Mack and Miles soared 18 feet, 8 ½ inches to outfly their pole vault rivals, then placed 1-2 on the misses rule.


Another most notable winner: 5,000-meter racewalker Tim Seaman.


Not only did he take the gold in 20:57.47, but this was (a) his 12th win over the 5,000-meter route; (b) his 43rd National title over all distances, a total now topped only by Hall of Fame racewalker Ron Laird, and (c) his slowest winning time in years, another one chargeable to altitude.

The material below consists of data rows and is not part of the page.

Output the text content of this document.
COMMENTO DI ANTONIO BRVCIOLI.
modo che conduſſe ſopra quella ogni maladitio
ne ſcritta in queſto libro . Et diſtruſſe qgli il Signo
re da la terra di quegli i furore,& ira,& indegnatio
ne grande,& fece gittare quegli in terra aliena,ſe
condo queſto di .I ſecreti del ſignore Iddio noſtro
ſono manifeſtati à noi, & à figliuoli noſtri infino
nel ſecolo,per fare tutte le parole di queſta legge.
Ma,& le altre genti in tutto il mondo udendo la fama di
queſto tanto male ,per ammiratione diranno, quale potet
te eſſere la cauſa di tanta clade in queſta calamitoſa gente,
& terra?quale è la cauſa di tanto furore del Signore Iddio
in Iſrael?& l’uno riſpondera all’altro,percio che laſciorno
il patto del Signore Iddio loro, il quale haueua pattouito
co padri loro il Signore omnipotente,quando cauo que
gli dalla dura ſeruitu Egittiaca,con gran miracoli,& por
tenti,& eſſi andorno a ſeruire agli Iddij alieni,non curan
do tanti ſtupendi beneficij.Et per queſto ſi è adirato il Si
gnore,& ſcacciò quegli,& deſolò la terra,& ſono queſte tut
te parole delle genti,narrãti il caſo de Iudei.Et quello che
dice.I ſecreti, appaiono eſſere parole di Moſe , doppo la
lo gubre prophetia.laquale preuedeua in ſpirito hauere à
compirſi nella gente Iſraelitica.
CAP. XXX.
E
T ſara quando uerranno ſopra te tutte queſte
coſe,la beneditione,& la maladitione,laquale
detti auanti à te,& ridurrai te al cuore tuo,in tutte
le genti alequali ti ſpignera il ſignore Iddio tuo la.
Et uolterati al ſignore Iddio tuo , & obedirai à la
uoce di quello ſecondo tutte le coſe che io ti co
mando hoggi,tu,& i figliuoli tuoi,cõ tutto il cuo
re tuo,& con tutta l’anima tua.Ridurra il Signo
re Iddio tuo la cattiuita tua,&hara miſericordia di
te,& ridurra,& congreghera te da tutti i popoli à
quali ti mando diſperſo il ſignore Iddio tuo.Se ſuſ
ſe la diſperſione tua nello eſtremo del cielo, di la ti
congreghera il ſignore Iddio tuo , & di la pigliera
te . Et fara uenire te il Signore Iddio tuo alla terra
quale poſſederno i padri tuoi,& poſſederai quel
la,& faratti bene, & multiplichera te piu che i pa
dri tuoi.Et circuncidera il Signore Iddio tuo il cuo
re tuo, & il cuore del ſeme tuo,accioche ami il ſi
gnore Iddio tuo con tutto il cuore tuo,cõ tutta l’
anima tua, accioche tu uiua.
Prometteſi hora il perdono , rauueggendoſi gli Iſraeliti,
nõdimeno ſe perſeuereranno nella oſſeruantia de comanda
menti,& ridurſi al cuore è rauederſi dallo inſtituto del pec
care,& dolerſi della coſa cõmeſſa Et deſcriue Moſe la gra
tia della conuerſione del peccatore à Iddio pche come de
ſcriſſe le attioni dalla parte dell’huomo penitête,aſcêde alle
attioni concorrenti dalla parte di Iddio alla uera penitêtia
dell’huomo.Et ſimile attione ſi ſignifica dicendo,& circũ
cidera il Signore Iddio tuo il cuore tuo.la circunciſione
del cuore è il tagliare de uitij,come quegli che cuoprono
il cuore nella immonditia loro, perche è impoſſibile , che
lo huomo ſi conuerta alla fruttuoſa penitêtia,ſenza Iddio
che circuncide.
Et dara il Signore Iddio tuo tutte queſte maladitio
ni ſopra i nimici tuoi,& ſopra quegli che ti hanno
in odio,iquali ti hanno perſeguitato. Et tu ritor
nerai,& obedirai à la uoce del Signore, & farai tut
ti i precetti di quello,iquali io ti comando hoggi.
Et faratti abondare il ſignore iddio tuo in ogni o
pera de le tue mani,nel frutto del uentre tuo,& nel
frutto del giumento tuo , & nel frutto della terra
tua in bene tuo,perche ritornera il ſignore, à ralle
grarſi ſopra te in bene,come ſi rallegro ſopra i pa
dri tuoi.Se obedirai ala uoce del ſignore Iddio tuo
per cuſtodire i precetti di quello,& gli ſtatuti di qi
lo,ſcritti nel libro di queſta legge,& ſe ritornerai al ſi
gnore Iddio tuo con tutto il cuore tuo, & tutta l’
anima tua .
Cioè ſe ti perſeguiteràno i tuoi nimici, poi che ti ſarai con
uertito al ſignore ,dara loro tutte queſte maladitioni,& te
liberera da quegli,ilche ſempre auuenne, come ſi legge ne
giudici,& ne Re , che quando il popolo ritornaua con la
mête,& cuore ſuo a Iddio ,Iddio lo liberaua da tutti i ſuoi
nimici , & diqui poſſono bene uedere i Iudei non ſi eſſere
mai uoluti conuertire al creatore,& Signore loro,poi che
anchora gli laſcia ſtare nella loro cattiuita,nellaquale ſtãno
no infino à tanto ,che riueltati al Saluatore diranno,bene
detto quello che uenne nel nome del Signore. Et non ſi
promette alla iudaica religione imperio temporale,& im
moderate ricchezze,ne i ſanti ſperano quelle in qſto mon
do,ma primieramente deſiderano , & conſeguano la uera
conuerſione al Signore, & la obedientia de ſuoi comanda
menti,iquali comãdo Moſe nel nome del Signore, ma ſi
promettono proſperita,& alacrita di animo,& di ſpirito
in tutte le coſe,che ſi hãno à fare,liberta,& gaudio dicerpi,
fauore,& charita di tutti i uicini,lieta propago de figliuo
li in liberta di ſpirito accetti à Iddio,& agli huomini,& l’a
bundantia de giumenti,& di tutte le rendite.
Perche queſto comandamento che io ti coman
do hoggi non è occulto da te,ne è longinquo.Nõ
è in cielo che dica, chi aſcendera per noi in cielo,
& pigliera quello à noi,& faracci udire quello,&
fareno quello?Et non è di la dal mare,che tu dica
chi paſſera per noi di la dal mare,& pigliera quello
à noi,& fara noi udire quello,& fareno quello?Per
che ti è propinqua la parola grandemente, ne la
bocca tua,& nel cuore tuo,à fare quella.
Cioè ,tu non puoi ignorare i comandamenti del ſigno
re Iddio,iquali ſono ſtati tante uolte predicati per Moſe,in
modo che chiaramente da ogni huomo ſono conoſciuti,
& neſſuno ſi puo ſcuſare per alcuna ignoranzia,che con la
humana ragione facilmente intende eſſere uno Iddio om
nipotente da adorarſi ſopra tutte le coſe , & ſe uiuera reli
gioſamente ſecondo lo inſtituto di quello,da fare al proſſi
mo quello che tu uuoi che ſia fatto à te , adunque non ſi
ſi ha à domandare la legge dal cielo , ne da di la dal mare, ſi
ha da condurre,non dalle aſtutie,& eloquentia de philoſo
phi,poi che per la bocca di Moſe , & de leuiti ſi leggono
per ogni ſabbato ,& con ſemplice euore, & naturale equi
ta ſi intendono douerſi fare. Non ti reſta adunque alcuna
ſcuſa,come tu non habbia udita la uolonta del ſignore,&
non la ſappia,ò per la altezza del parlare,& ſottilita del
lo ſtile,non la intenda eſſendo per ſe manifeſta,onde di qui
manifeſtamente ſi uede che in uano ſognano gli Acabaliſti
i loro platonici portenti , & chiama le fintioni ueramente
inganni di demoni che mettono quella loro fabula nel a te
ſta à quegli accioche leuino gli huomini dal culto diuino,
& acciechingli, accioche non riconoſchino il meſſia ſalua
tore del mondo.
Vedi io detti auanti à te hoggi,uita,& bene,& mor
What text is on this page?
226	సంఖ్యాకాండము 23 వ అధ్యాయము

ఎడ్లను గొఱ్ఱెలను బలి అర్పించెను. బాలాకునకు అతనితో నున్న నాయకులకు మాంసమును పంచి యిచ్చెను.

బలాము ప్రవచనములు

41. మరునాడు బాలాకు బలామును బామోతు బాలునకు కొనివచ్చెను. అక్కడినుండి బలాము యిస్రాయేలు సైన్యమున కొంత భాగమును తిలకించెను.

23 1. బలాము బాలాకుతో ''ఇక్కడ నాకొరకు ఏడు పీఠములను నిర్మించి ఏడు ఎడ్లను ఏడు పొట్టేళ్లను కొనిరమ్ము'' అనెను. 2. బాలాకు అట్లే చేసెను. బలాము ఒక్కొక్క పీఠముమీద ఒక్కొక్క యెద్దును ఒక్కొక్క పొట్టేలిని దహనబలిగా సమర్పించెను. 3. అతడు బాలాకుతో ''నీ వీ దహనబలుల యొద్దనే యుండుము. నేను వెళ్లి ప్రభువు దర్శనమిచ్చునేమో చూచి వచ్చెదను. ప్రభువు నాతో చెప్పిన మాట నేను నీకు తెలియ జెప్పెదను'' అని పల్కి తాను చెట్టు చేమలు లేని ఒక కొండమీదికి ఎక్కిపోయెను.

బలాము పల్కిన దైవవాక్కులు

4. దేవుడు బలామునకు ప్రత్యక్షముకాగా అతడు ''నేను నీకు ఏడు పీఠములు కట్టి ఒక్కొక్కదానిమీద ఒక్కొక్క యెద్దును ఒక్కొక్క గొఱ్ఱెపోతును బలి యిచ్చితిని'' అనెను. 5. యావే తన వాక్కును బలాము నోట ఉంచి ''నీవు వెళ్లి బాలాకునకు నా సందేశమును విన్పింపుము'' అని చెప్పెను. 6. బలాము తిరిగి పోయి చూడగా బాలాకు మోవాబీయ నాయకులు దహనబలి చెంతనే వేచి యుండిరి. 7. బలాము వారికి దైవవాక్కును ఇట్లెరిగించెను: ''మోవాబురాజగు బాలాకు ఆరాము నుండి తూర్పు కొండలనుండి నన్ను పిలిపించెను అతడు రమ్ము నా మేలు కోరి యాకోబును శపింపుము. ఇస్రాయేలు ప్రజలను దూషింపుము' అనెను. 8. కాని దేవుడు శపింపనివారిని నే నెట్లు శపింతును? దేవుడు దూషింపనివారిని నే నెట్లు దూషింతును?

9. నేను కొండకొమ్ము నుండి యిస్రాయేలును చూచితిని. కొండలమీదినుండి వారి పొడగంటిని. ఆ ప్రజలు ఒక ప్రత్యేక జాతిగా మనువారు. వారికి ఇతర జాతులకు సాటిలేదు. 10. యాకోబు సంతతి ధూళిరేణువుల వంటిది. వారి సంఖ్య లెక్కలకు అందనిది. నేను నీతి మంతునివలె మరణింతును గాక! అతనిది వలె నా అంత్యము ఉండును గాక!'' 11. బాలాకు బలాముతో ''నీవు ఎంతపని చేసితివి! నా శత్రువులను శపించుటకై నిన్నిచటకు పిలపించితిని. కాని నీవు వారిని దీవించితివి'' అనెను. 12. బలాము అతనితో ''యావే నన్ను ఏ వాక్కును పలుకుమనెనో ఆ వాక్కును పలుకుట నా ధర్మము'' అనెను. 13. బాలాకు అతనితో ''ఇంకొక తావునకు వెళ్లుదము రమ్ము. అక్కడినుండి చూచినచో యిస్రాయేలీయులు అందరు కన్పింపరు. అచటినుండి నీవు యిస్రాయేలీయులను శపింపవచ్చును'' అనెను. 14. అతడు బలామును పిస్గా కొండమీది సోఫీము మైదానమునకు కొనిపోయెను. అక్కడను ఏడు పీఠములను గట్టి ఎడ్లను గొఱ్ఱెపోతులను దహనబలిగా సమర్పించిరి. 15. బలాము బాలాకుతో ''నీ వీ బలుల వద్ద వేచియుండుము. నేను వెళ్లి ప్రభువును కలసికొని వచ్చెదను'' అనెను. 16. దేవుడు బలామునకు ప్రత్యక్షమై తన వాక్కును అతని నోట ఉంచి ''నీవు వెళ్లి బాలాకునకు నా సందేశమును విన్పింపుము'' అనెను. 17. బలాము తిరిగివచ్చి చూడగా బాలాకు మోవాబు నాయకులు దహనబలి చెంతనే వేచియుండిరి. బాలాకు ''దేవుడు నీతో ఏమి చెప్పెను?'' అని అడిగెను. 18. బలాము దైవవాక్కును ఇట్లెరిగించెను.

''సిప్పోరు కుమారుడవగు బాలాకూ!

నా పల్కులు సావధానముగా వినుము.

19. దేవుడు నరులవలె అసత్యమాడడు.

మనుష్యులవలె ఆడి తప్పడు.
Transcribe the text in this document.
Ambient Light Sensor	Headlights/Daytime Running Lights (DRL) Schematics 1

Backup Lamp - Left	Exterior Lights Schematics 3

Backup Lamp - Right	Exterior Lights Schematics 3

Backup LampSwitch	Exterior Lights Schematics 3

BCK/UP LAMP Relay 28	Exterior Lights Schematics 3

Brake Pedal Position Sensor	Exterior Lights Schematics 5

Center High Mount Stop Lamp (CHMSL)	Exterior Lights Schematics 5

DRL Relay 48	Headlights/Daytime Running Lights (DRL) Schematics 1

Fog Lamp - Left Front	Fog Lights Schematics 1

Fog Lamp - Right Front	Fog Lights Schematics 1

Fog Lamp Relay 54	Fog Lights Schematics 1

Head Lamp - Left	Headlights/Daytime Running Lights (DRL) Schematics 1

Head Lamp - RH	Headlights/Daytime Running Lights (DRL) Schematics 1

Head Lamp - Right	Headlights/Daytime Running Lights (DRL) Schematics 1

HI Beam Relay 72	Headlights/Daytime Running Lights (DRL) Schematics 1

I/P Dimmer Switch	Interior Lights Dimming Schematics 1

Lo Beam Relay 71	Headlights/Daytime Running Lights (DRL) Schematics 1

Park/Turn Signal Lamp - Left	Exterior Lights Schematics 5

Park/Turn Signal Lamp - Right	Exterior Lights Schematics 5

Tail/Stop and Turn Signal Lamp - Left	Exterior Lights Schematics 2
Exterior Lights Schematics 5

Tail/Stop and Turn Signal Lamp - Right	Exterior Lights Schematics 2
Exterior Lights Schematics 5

"My lungs were burning," he said.


And so said virtually every Indoor Nationals athlete who required two or more minutes of effort.
So much has changed since this most important – in terms of honors, medals and winning tickets to the World Championships  - of all American indoor meets last came to Albuquerque.
Now, the meet’s under the auspices of USA Track and Field, the national governing body for the sport.  It had been the AAU (Amateur Athletic Union) Indoor Nationals in 1966.


That  ’66 meet was staged at the Tingley Coliseum at the State Fairgrounds, with running events held on a steeply-banked wooden 176-yard track (10 laps to the mile.)  But now its home (through 2012, at least, under the terms of a three-year contract) is the downtown Convention Center, equipped with a world-class, state-of-the art, artificially-surfaced (Mondo) 200-meter oval and accompanying field event facilities.


The track was originally built – at a cost of about a million and a half dollars – to host some meets in the Los Angeles area.  When those meets lost their expected sponsors, L.A. lost the track, too, and Albuquerque snapped it up.


Back in ’66, indoor track was a hot ticket item and a winter-season staple. Major meets were held through the big cities of the Northeast, Midwest and Far West on a regular schedule,  with big crowds packing the stands.


Well, they packed the stands Saturday and the meet was a sellout – but the Convention Center seats only 2,979 – a far cry from the 18,000 or so who regularly jammed Madison Square Garden and other big arenas for major meets “in the day.” 


But there’s no use living in the past, either.  This is what it is.  It’s now, it’s 2010.


The athletes – except for the distance folks - basically loved the facility.


The ”explosive events” athletes adored it most of all.


But not everything got an A-plus rating.


Some major things fell short.


The program sold for five dollars, with virtually no information about the meet in it. And a track meet, without a lot of information for everybody, is just a lot of people running around.


The announcing at the meet was by and large knowledgeable, but also (thanks to acoustics) pretty much un-understandable.  Many major media outlets paid the meet sparse - or no - attention.


Sight lines for many spectators in the Convention Center were difficult.


Some events were truly world class but others were not quite that, or far short.


Tilting the balance the opposite way was some outstanding local backing by a gung-ho Albuquerque organizing committee that drummed up heaps of pre-meet publicity and pushed relentlessly for crowd support.


All in all, this last Saturday in February was a day of days for track fans in, as every license plate here tells you,  “The Land of Enchantment.”


It had some rousing performances in the closing day of the Mountain West Conference Meet – that occupied the facility through the morning to 2 p.m. – followed by the USA Nationals, 3.30 through to early evening.


USA Nationals action wound up on Sunday with the best of America’s best in virtually all events going on to the IAAF World Indoor Championships in Doha, Qatar, March 12-14.


Once the “old” Indoor Nationals left Madison Square Garden, it’s been a case of bigger tracks and buildings, but far smaller crowds.  At such locations as the Reggie Lewis Center in Boston  and for one winter, the Armory Track Center in New York.


Almost surely, the Indoor Nationals will never return to Madison Square Garden. Or to the Coliseum at the State Fairgrounds. Or any place like them.


The Convention Center era has arrived. Get with it, Nationals fans. This is “where it’s at.” Through 2012, anyway.